Лампочка едва горит и чадит; в подслеповатые оконца вливается бледный утренний свет, а Никишка сидит за столом и грезит.

Синеют горы, синеет море… По улицам Ялты движется нарядная толпа вроде той, какую он видел в Киеве на Крещатике…

Все довольны, все счастливы, а в толпе вместе с другими и он — статный, красивый, здоровый.

На бескровных сухих губах Никишки застыла улыбка, костлявые, узкие руки подперли голову, а сверху, с оконной рамы на него спокойно глядят два больших степенных и угрюмых черных таракана.

1902 г.

Верю!*

Стихотворение в прозе

Давали «Цыганского барона».

Это было в провинциальном городе, в жалком маленьком театре с порванными, замызганными декорациями.

Я сидел с той, которую любил когда-то и с которой мы были чужими теперь.

Впереди нас и сзади нас, сбившись в одно тяжело дышащее стадо, сидела публика. На сцене пел хор цыганок.

Неизвестно было, для кого и зачем они пели и зачем на их телах были странные, пестрые костюмы.

Хор был большой, театрик слишком мал, и звуки пения слишком громки. Они тупо скрипели, как большие пилы лесопильного завода, и вонзались в барабанные перепонки, как кривые гвозди.

Было ясно, что здесь никто не заботился об иллюзии, что никто не мог принять хористок за цыганок, что никого не обманывали их костлявые, сильно декольтированные груди, подведенные глаза и черные букли над глазами.

Когда они весело вздрагивали и все сразу подымали вверх голые руки с бубнами, мне было жутко на них смотреть. И моей соседке было также жутко, — я видел это по ее испуганным глазам.

Это была одна из тех душ, для которых тесно в жизни. Она впивала в себя впечатления жизни, как губка, но после каждого приема выжимала себя насухо и оставалась снова жадной и пустой.
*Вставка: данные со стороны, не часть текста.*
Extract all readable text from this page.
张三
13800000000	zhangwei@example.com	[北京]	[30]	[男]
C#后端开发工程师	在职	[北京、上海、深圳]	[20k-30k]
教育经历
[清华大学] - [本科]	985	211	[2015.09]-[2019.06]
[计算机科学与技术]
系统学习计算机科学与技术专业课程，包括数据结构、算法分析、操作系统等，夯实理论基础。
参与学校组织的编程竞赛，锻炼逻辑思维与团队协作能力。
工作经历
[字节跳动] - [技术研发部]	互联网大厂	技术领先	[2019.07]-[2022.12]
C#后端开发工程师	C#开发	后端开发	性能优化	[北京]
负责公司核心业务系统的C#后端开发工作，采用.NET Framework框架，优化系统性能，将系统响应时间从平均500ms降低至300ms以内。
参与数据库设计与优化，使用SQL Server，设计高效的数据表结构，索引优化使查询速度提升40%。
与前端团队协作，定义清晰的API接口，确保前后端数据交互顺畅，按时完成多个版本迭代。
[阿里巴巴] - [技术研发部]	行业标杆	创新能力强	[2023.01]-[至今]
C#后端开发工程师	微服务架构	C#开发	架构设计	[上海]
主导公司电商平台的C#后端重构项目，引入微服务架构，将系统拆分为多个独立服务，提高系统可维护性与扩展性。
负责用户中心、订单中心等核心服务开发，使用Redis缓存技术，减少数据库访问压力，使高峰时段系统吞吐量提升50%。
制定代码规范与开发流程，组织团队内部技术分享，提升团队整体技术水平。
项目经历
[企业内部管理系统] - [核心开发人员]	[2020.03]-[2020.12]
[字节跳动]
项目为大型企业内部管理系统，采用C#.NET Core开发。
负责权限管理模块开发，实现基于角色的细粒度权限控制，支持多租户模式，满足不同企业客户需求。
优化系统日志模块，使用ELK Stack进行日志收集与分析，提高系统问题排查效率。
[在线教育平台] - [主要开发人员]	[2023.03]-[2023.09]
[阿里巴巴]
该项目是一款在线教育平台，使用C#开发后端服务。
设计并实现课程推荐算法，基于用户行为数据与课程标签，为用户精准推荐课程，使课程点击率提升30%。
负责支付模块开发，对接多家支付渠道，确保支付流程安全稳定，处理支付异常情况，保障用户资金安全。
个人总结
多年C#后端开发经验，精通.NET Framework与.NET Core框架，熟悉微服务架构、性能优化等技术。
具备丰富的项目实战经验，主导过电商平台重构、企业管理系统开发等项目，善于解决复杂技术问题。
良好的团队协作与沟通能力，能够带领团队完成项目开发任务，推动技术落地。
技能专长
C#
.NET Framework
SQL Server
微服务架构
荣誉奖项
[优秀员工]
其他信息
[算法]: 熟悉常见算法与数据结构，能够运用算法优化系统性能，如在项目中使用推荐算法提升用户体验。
Стены театра были дощатые, расписанные пестрыми букетами и плохими портретами композиторов и драматургов, и, когда в них ударялись нестройные волны звуков, казалось, колебались цветы и удивленно подымались брови у портретов.

Публика сидела густо и плотно, и в передних рядах ярко блестели почтенные лысины и жирно золотели эполеты.

И воздух в театре был жирный от женских духов, испарений и ожиданий. Весь в мишуре и блестках, в потертой синей кацавейке, Баринкай — цыганский барон — запел свою пошлую, всем давно надоевшую арию.

Пел он ее зябким жидким тенором, срывавшимся на верхних нотах, и это было противно, и противны были его шутовской наряд и накрашенное старое лицо с лихими усами.

Капельмейстер оркестра качал вправо и влево седой кудлатой головою, а около него, точно откуда-то из бездны, подымался и качался безобразно-огромный гриф контрабаса.

Я вспомнил, как в детстве видел издыхающего грача. Он сидел под кустом бузины и тяжело дышал, то подымая, то вытягивая шею.

Тогда было ненастное, плаксивое утро. Чуть темнели вдали, выплывая из тумана, свежевспаханные поля, чуть золотели расцвеченные осенью деревья.

И театральный зал был похож на это утро, а капельмейстер и гриф контрабаса — на этого грача.

Мне казалось даже, что на этого грача был похож и я сам, не потому, что издыхал, а потому, что задыхался, — и это было почти одно и то же.

Я задыхался оттого, что десять рядов стульев было передо мной и шесть рядов за мною, оттого, что направо и налево от меня густо сидели люди, бедные мыслью, богатые силой.

Люди спереди, люди сзади, люди с боков, молчаливый, застывший каскад людей, — это был только символ безысходности, символ целой жизни, так как целую жизнь никуда нельзя уйти от людей: люди рождают, люди убивают, люди хоронят. Люди наполняют всю жизнь тесно и круто. Есть ли в любой человеческой голове хоть одна мысль, которой не был бы захвачен другой человек?

Бок о бок со мною сидел аптекарь, коротко остриженный, толстый, в белом галстуке, с выпуклыми челюстями гориллы.

Когда он следил за публикой таким рыбьим взглядом, как будто только что съел целого сазана, он не считал лысых голов, покупающих у него перуин, он переглядывал затылки впереди сидящих, чтобы отгадать, кто эти двое, ночью идя по улице под его окнами, бранили начальство.

Сзади меня сидел соборный псаломщик. Он пробежал по публике колким взглядом, чтобы припомнить, кто не был великим постом на исповеди.

Люди шпионили один за другим, шпионили добровольно целую жизнь и в этом находили смысл и оправдание жизни.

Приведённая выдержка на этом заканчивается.